The results have many limitations. Gender identities are probably expressed differently in other social web sites and in other countries. Moreover, the differences found here for the UK may change over time. The first name heuristic used to identify gender will not work for people with names from minority cultures that are not in the list, as well as for people using fake or shortened names. The results are dependent on the variety of words available to express a meaning (e.g. soccer, football, footy), the specificity of the terms used (e.g. individual football team names, vs the sport name) and whether key terms have substantial polysemy. Thus, despite the systematic method used to identity gender differences, there may be gaps in the results. Additional gaps are also likely for nonbinary users because of the small non-binary sample size reduces the statistical power of the word association test used. The results are also affected by whether there are gendered versions of relevant words that could normally not be used by at least one gender. Thus, nongendered words (e.g. parent) are more powerful indicators of underlying gender differences in the theme than gendered words (e.g. mum).
At a deeper level, word frequency differences may reflect underlying gender differences in interests, presentation styles or linguistic choice of word to represent a concept. The most likely causes of false positives (spurious gender differences) may be imitation of bio styles between users or multiple profiles for the same user.

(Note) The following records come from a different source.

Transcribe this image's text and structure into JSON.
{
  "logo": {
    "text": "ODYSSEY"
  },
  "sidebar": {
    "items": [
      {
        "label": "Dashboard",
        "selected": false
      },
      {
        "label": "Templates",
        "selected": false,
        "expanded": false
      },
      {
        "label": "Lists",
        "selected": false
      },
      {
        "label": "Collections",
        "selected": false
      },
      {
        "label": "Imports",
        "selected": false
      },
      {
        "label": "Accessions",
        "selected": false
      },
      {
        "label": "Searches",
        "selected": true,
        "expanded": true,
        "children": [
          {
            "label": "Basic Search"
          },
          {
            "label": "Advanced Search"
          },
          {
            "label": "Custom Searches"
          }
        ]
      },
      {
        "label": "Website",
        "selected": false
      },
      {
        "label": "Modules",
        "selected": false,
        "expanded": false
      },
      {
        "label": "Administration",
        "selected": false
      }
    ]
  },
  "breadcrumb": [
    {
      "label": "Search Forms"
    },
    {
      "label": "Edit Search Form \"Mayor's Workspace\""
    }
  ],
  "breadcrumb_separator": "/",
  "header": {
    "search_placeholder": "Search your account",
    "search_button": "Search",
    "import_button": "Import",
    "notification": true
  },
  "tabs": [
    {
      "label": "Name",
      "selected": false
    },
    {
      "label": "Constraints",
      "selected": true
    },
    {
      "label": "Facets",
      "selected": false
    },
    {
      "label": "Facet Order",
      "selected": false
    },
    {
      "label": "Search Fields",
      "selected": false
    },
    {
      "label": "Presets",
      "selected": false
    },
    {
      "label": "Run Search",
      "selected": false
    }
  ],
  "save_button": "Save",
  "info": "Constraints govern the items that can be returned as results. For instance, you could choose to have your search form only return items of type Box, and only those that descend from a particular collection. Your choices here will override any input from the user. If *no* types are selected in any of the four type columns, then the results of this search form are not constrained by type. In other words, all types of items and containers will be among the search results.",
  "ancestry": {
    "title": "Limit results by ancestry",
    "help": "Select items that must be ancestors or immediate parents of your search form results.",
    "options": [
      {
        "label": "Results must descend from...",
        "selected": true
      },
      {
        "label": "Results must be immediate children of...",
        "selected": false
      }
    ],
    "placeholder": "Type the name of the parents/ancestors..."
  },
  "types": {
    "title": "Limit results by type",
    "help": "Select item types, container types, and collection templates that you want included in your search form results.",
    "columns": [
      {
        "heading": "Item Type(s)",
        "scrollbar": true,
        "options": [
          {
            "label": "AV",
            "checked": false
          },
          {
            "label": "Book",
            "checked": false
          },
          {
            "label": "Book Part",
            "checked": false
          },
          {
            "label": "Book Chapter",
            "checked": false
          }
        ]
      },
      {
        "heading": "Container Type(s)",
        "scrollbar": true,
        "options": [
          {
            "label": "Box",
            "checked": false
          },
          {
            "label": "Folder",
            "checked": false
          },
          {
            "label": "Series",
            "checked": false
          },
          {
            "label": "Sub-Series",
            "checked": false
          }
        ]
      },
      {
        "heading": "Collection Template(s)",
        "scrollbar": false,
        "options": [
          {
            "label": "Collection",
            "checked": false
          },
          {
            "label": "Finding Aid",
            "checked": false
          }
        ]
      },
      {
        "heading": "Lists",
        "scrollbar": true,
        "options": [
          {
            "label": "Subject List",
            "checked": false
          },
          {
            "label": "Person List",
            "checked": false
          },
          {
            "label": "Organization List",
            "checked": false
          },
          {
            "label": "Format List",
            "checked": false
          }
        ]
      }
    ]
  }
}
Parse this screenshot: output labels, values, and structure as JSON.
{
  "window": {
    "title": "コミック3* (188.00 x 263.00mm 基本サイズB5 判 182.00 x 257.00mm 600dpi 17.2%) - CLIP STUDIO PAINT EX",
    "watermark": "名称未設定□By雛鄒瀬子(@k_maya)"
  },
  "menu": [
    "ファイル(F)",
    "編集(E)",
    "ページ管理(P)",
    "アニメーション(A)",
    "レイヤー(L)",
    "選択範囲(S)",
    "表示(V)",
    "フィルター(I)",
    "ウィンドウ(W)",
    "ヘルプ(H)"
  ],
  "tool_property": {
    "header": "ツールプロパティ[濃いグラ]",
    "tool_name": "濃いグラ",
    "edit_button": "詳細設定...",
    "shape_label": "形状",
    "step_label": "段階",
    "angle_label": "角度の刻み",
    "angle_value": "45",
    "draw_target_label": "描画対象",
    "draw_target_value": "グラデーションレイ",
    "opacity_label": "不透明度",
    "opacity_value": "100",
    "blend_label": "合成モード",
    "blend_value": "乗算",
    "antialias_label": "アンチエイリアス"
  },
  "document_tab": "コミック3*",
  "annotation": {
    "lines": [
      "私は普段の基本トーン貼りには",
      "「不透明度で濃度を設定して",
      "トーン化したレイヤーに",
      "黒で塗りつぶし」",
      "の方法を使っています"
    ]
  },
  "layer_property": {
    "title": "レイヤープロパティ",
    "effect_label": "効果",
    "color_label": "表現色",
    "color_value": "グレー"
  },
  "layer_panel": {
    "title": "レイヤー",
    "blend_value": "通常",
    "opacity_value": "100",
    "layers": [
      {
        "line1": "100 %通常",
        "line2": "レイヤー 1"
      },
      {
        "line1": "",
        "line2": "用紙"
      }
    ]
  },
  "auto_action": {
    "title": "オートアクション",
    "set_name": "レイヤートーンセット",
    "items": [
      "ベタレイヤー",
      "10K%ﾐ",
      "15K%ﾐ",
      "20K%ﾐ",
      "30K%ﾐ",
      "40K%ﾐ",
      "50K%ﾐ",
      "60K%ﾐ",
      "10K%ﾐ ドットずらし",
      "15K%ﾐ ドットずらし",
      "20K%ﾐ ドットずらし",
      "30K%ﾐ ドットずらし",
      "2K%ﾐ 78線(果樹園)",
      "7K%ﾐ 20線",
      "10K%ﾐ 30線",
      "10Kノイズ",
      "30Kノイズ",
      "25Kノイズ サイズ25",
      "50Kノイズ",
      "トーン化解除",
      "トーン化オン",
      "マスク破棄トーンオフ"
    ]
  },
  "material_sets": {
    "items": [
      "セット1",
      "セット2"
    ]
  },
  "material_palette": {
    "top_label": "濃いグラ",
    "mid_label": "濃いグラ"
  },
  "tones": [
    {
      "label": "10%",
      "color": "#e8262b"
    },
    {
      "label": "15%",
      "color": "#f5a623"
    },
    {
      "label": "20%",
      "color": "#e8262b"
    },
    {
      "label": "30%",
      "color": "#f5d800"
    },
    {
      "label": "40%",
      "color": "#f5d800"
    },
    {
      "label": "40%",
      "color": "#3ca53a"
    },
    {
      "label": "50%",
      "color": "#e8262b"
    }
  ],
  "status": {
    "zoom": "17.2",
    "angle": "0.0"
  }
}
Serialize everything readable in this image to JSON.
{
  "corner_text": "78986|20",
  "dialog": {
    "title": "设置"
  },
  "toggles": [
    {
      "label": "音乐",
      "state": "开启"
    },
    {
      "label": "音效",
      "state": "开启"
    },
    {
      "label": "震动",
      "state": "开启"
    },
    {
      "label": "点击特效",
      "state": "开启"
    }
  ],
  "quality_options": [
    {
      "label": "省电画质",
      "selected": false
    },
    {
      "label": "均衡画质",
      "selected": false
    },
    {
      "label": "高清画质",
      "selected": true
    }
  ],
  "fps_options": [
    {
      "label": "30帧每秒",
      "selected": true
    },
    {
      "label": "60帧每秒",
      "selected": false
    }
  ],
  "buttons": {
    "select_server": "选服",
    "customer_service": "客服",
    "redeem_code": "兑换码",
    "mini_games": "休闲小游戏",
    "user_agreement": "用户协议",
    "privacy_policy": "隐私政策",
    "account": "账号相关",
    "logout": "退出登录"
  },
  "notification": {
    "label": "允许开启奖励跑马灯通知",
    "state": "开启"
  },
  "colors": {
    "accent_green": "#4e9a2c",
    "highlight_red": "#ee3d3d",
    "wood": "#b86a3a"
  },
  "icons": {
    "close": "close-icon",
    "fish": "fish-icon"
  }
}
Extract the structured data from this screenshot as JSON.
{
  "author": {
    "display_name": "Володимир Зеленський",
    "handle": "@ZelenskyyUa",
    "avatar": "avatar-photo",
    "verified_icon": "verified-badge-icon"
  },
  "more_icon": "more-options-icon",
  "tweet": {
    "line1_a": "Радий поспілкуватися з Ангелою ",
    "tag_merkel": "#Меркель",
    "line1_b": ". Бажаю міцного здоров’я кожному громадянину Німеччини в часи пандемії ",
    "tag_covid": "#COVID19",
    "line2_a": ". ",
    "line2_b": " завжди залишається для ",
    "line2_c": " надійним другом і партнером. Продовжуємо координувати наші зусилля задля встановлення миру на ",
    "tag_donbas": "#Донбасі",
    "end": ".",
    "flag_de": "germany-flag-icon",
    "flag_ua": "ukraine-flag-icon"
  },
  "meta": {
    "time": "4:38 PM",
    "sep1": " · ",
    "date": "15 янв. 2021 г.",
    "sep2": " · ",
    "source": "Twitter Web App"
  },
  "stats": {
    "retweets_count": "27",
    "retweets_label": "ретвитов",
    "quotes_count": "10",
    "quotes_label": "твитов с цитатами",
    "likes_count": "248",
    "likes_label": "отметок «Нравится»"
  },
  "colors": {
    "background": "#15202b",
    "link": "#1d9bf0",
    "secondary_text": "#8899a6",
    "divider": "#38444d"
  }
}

The word comparison approach has revealed, for the first time, that there are many fine-grained gender differences in the Twitter profiles of male, female and nonbinary UK users. These differences were clustered into 33 distinct themes. In the case of males and females, most of the themes align with prior research and confirm that these traits transfer online. Other themes, such as the prominent reporting of qualifications by females, do not seem to have been noticed before in any context and could be an online-only gender expression or a previously unnoticed offline gender expression. For nonbinary Twitter users, the results are the first systematic evidence of gender expression differences. These show that, despite the many non-binary gender identities, there may be some nonbinary gender expression commonalities compared to males and females. The results also serve as list of fine-grained male, female and nonbinary gender expression differences related to interests and online presentations of the self. Of course, the lists are statistical associations and not in any sense prescriptive or ideal characteristics.
The information about gender-associated aspects of self-presentation in the social web may be useful for those that need to communicate online or analyse online communication. For example, the lists may help organisations identify messages with unintended gender bias through addressing interests associated with one gender. They may also help generate gender-targeted messages when these are needed.